New developments in the West are not easily ascertained in the people’s democracies. In certain Western countries, above all in the United States, something has occurred which is without analogy in the preceding centuries: a new civilization has arisen which is popular, vulgar, perhaps in some respects distasteful to more “refined” people, but which assures its masses a share in the output of its machine production. It is true that what these masses rejoice in is frequently tawdry and superficial, and that they purchase it with hard labor. Yet a girl working in a factory, who buys cheap mass-production models of a dress worn by a movie star, rides in an old but nevertheless private automobile, looks at cowboy films, and has a refrigerator at home, lives on a certain level of civilization that she has in common with others. Whereas a woman on a collective farm near Leningrad cannot foresee the day when even her great-granddaughter will live on a level that approaches such an average.
[…]
Let us admit—and the Eastern or Central European will do so—that at this moment
the superiority of the West in potential production, technology, and replacement of human hands by machines (which means the gradual effacing of the distinction between physical and mental work) is unquestionable. But, the Eastern intellectual asks, what goes on in the heads of the Western masses? Aren’t their souls asleep, and when the awakening comes, won’t it take the form of Stalinism? Isn’t Christianity dying out in the West, and aren’t its people bereft of all faith? Isn’t there a void in their heads? Don’t they fill that void with chauvinism, detective stories, and artistically worthless movies? Well then, what can the West offer us? Freedom from something
is a great deal, yet not enough. It is much less than freedom for something.

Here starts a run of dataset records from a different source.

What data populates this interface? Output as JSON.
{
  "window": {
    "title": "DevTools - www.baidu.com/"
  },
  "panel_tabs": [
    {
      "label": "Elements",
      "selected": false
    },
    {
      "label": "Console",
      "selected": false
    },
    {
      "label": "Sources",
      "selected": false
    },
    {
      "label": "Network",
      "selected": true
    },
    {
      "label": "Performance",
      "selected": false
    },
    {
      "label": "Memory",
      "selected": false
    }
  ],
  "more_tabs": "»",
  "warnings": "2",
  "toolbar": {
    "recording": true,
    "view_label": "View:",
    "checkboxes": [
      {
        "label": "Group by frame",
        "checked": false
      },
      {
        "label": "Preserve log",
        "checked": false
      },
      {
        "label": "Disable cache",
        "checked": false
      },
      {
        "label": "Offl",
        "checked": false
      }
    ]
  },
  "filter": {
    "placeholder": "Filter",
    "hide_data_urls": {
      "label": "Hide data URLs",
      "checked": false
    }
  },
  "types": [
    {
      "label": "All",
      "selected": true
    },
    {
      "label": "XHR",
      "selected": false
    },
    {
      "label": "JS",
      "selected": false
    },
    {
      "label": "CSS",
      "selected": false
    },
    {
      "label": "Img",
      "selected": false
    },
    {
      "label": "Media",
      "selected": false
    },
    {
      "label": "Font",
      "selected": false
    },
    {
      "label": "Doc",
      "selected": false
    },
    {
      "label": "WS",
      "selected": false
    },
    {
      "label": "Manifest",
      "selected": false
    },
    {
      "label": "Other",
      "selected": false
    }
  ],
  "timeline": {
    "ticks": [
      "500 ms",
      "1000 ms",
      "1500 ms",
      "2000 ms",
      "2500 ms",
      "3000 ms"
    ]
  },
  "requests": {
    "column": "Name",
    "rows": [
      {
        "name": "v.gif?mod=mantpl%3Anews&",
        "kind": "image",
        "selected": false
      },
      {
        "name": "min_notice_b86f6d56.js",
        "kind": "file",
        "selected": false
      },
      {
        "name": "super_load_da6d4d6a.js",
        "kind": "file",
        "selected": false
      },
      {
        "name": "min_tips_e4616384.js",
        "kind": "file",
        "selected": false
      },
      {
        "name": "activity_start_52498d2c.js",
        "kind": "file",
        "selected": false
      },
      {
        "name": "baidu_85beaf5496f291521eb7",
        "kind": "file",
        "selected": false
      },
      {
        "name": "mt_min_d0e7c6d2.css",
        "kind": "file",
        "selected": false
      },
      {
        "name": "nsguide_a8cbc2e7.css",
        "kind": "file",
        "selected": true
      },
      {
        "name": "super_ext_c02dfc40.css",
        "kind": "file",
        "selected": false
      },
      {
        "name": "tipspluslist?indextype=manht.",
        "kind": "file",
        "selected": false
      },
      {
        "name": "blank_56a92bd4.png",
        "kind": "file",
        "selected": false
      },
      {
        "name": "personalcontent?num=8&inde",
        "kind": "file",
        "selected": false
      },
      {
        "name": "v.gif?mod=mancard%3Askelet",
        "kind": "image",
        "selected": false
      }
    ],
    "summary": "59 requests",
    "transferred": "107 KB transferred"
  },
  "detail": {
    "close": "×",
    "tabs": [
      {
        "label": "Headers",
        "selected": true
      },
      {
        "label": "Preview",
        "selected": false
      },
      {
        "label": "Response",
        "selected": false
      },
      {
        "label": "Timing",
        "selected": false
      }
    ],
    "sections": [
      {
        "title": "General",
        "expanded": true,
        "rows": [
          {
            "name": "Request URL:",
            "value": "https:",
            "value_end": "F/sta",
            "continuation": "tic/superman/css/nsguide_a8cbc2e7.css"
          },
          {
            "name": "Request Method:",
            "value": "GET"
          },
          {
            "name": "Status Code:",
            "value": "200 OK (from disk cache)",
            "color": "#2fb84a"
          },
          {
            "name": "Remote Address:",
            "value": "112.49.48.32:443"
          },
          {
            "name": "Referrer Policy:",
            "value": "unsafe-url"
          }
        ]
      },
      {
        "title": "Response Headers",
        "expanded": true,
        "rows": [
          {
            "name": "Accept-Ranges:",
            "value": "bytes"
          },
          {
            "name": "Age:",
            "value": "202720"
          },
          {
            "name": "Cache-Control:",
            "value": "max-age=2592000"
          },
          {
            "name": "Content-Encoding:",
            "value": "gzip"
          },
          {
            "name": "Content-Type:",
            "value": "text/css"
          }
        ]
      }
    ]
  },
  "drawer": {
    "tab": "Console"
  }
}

While such questions are posed, actually they can be countered with others. American Communists (mostly the intellectually minded sons of middle-class or lower middle-class families) complain about the spiritual poverty of the masses. They do not realize, however, that the Imperium they pine for is a combination of material poverty and lack of technology, plus Stalinism. Nor do they realize how fascinating it might be to try to imagine a combination of prosperity and technology, plus Stalinism. The new man of the Imperium is being remolded under the slogan of the struggle against poverty (which is simultaneously induced and conquered), and the advancement of technology (which is simultaneously demolished and rebuilt). If these two powerful motives were absent, what would happen? One suspects that the wheels of that gigantic machine would then turn in a vacuum. The stage of fully realized Communism is the “holy of holies.” It is Heaven. One dare not direct one’s eyes toward it. Yet if one dared to visualize that Paradise, he would find it not unlike the United States in periods of full employment. He would find (granting the alleviation of fear, which is improbable) the masses living physiologically, profiting from the material achievements of their civilization. But their spiritual development would meet an insuperable obstacle in a doctrine which considers its aim to be the liberation of man from material cares toward something which it, itself, defines as sheer nonsense.
These are utopian considerations which Western Communists may avoid, but their Eastern brothers do not. I remember one who said, “I do not want to live to see Communism realized, it will probably be so boring.” When the great re-educational task is accomplished and the hated “metaphysical being” in man is utterly crushed, what will remain? It is doubtful whether Party imitations of Christian liturgy, and mass-like rites performed before portraits of the leaders will give the people perfect satisfaction.